En la planta más alta, se encuentran lado a lado las muestras de la sueca Mamma Anderson (1962) y del canon brasileño Waltercio Caldas (1946), encerradas cada una en cubos blancos bastante tradicionales. La primera exhibe varias pinturas de la artista-curadora, la única mujer en la muestra, junto a obras de importantes artistas para su formación, como el polaco Ladislas Starevich (1882-1965) con la pionera animación La venganza del camarógrafo —hecha en 1912 con cadáveres de insectos—, iconos rusos y pinturas de Henry Darger (1982-1973) y de siete de sus compatriotas. La segunda, alfombrada, llena de paredes blancas y abarrotadas de obras —siendo la mayoría del propio Waltercio—, remite inmediatamente a los excesos y la hipoxia de los salones de arte del siglo pasado o del ala de las ferias de arte destinadas al mercado secundario, que amontonan un sinfín de objetos y pinturas modernistas. En ella participan apenas una mujer, la venezolana de origen alemana Gego (1912), y en contraste con dieciocho hombres. Aquí nada se ha entendido sobre la importancia de visibilizar una historia del arte más allá de la mirada y el canon masculino.
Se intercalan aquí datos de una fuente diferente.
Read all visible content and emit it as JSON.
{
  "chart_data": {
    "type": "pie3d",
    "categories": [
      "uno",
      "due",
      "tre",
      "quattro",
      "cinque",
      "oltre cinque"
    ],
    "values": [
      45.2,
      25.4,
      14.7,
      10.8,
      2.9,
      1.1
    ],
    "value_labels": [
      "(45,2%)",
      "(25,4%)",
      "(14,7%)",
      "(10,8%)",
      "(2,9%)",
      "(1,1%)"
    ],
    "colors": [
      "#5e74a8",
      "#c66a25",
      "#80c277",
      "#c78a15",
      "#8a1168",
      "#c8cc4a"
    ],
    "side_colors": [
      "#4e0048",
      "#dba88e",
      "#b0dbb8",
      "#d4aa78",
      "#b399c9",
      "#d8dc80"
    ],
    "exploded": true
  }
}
En común, todos se hacen presente por medio de ejercicios formales-espirituales que pasan en un espectro de aproximación con los intereses estéticos, y con la obra es claro, del artista-curador.

Afectos y efectos

Contrario a la visión afectiva de esta bienal, es difícil no estar incitados por el cataclismo que nos acerca, deseando encontrar apenas lo que está a la altura del espíritu del tiempo. Todavía más complicado es intentar simplemente suspender la influencia, para bien o para mal, que las redes sociales ejercen en nuestras vidas, como también señala la curaduría sin adentrarse en el tema. Es simbólico que la exposición haya abierto sus puertas en la semana siguiente a un domingo de máxima tragedia, en que el país atestiguó asombrado el incendio del Museo Nacional de Río de Janeiro. Las imágenes de las llamas lamiendo su sede difícilmente saldrán de la retina de los brasileños en los próximos años, y la idea de que buena parte de su diverso archivo, cuya importancia era incalculable, es ahora cenizas, dejará para siempre marcas angustiantes en nuestro imaginario social.
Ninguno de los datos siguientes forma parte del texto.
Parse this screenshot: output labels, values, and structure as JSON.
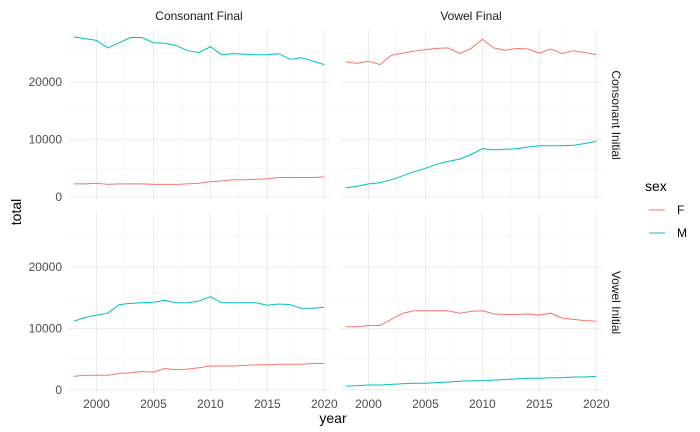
{
  "chart_data": {
    "type": "line",
    "xlabel": "year",
    "ylabel": "total",
    "xlim": [
      1997.5,
      2020.5
    ],
    "ylim": [
      -500,
      29000
    ],
    "x_ticks": [
      2000,
      2005,
      2010,
      2015,
      2020
    ],
    "y_ticks": [
      0,
      10000,
      20000
    ],
    "grid": true,
    "legend": {
      "title": "sex",
      "position": "right",
      "entries": [
        {
          "label": "F",
          "color": "#F8766D"
        },
        {
          "label": "M",
          "color": "#00BFC4"
        }
      ]
    },
    "facets": {
      "columns": [
        "Consonant Final",
        "Vowel Final"
      ],
      "rows": [
        "Consonant Initial",
        "Vowel Initial"
      ]
    },
    "x": [
      1998,
      1999,
      2000,
      2001,
      2002,
      2003,
      2004,
      2005,
      2006,
      2007,
      2008,
      2009,
      2010,
      2011,
      2012,
      2013,
      2014,
      2015,
      2016,
      2017,
      2018,
      2019,
      2020
    ],
    "panels": [
      {
        "column": "Consonant Final",
        "row": "Consonant Initial",
        "series": [
          {
            "name": "F",
            "values": [
              2300,
              2300,
              2400,
              2200,
              2300,
              2300,
              2300,
              2200,
              2200,
              2200,
              2300,
              2400,
              2700,
              2800,
              3000,
              3000,
              3100,
              3200,
              3400,
              3400,
              3400,
              3400,
              3500
            ]
          },
          {
            "name": "M",
            "values": [
              27800,
              27500,
              27200,
              25900,
              26800,
              27700,
              27700,
              26800,
              26700,
              26300,
              25400,
              25100,
              26100,
              24700,
              24900,
              24800,
              24700,
              24700,
              24900,
              23900,
              24200,
              23600,
              23000
            ]
          }
        ]
      },
      {
        "column": "Vowel Final",
        "row": "Consonant Initial",
        "series": [
          {
            "name": "F",
            "values": [
              23500,
              23200,
              23600,
              23000,
              24600,
              25000,
              25300,
              25600,
              25800,
              25900,
              24900,
              25800,
              27400,
              25900,
              25500,
              25800,
              25700,
              25000,
              25700,
              24900,
              25400,
              25100,
              24700
            ]
          },
          {
            "name": "M",
            "values": [
              1600,
              1900,
              2300,
              2500,
              3000,
              3700,
              4400,
              5000,
              5700,
              6200,
              6600,
              7400,
              8400,
              8200,
              8300,
              8400,
              8700,
              8900,
              8900,
              8900,
              9000,
              9300,
              9700
            ]
          }
        ]
      },
      {
        "column": "Consonant Final",
        "row": "Vowel Initial",
        "series": [
          {
            "name": "F",
            "values": [
              2200,
              2400,
              2400,
              2400,
              2700,
              2800,
              3000,
              2900,
              3500,
              3300,
              3400,
              3600,
              3900,
              3900,
              3900,
              4000,
              4100,
              4100,
              4200,
              4200,
              4200,
              4300,
              4300
            ]
          },
          {
            "name": "M",
            "values": [
              11200,
              11800,
              12200,
              12500,
              13900,
              14100,
              14200,
              14300,
              14600,
              14200,
              14200,
              14500,
              15200,
              14200,
              14200,
              14200,
              14200,
              13800,
              14000,
              13900,
              13300,
              13300,
              13500
            ]
          }
        ]
      },
      {
        "column": "Vowel Final",
        "row": "Vowel Initial",
        "series": [
          {
            "name": "F",
            "values": [
              10300,
              10300,
              10500,
              10500,
              11500,
              12500,
              12900,
              12900,
              12900,
              12900,
              12500,
              12800,
              12900,
              12400,
              12300,
              12300,
              12400,
              12200,
              12500,
              11700,
              11500,
              11300,
              11200
            ]
          },
          {
            "name": "M",
            "values": [
              600,
              700,
              800,
              800,
              900,
              1000,
              1100,
              1100,
              1200,
              1300,
              1400,
              1500,
              1500,
              1600,
              1700,
              1800,
              1900,
              1900,
              2000,
              2000,
              2100,
              2100,
              2200
            ]
          }
        ]
      }
    ]
  }
}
Una bienal en este Brasil de la segunda década del siglo XXI sólo se puede hacer valer en la urgencia y en la excitación con la que se le concibe; entendiéndola como una oportunidad para desahogar fuertes imaginaciones y realizar proyectos de rara envergadura, que sólo allí pueden salir a la luz. En la hora más alarmante, al vestir una especie de capa translúcida, el proyecto de esta bienal ni siquiera afirma su existencia ni experimenta apagarla. Por un lado deja el juego tan abierto cuanto obtuso, por otro, parece insistir en que estamos cansados de ver: está básicamente confinada al campo expositivo del pabellón, se basa en selecciones personalistas, presenta un concepto sustentado en referencias bibliográficas y habla una palabrería meta-discursiva que sólo apela a especialistas.
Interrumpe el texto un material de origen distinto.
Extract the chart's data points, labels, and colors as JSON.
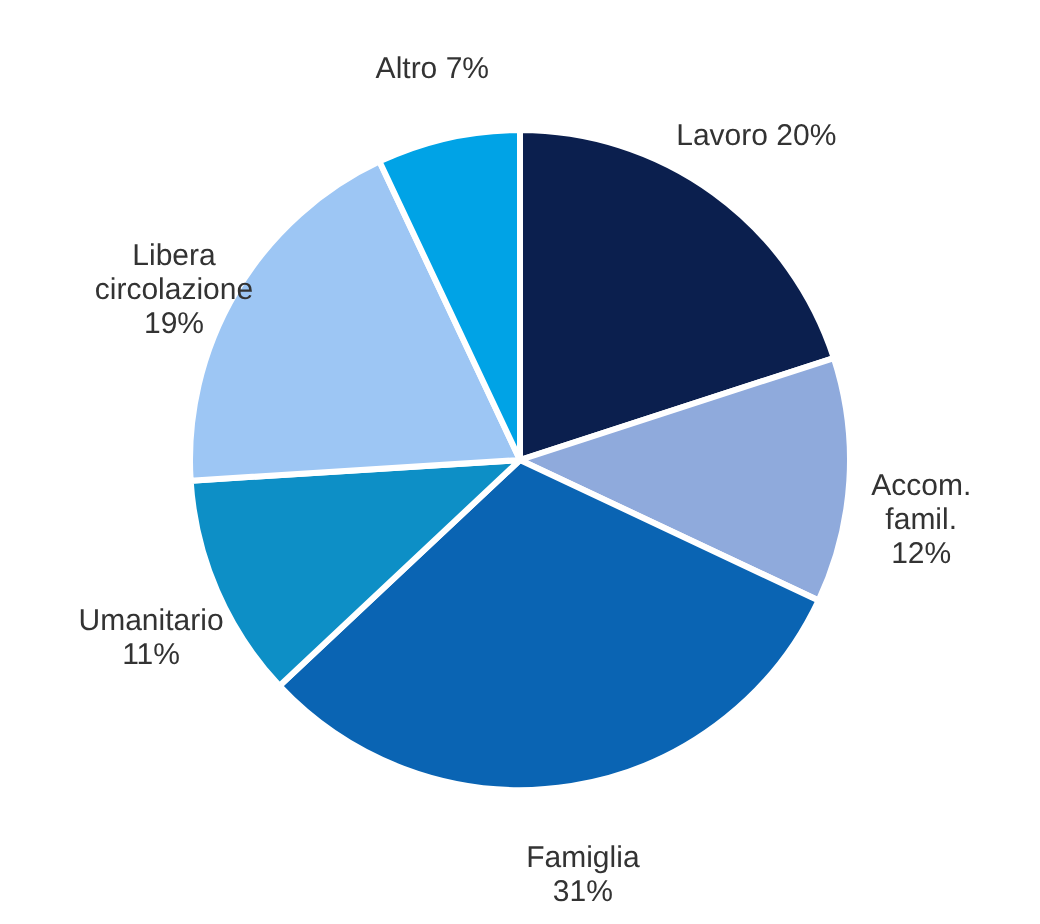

A pesar de ser burocráticamente competente, no se toman riesgos y posiciones, por lo que no revisa ni radicaliza nada. Sólo entrega lo que podría estar en las dependencias de cualquier museo o galería de cualquier escala, en cualquier lugar del mundo. En ese sentido, se aleja del potencial que encierra la institución sobre su función pública. En fin, aunque acertadamente se refute la gestión automática de la totalidad para que nada esté por encima de las experiencias singulares de cada fragmento, toca muy poco el enigma vital que rige a los afectos, del cual Goethe nos habla. Toca menos todavía la posibilidad de ser tomados por el poder transformador y revolucionario de la experiencia artística, como propone Pedrosa.

 

Germano Dushá (Serra dos Carajás, 1989) es escritor, crítico, curador y gestor cultural. Formado por la Escola de Direito de São Paulo da Fundação Getulio Vargas – Direito SP, y  con posgrado en Arte: Crítica e Curadoria por la PUC-SP, trabaja principalmente con proyectos de arte independientes y experimentaciones curatoriales, y ha contribuido con diversas publicaciones. Es co-fundador de los proyectos Fora; Coletor; Observatório; um trabalho um texto; y BANAL BANAL.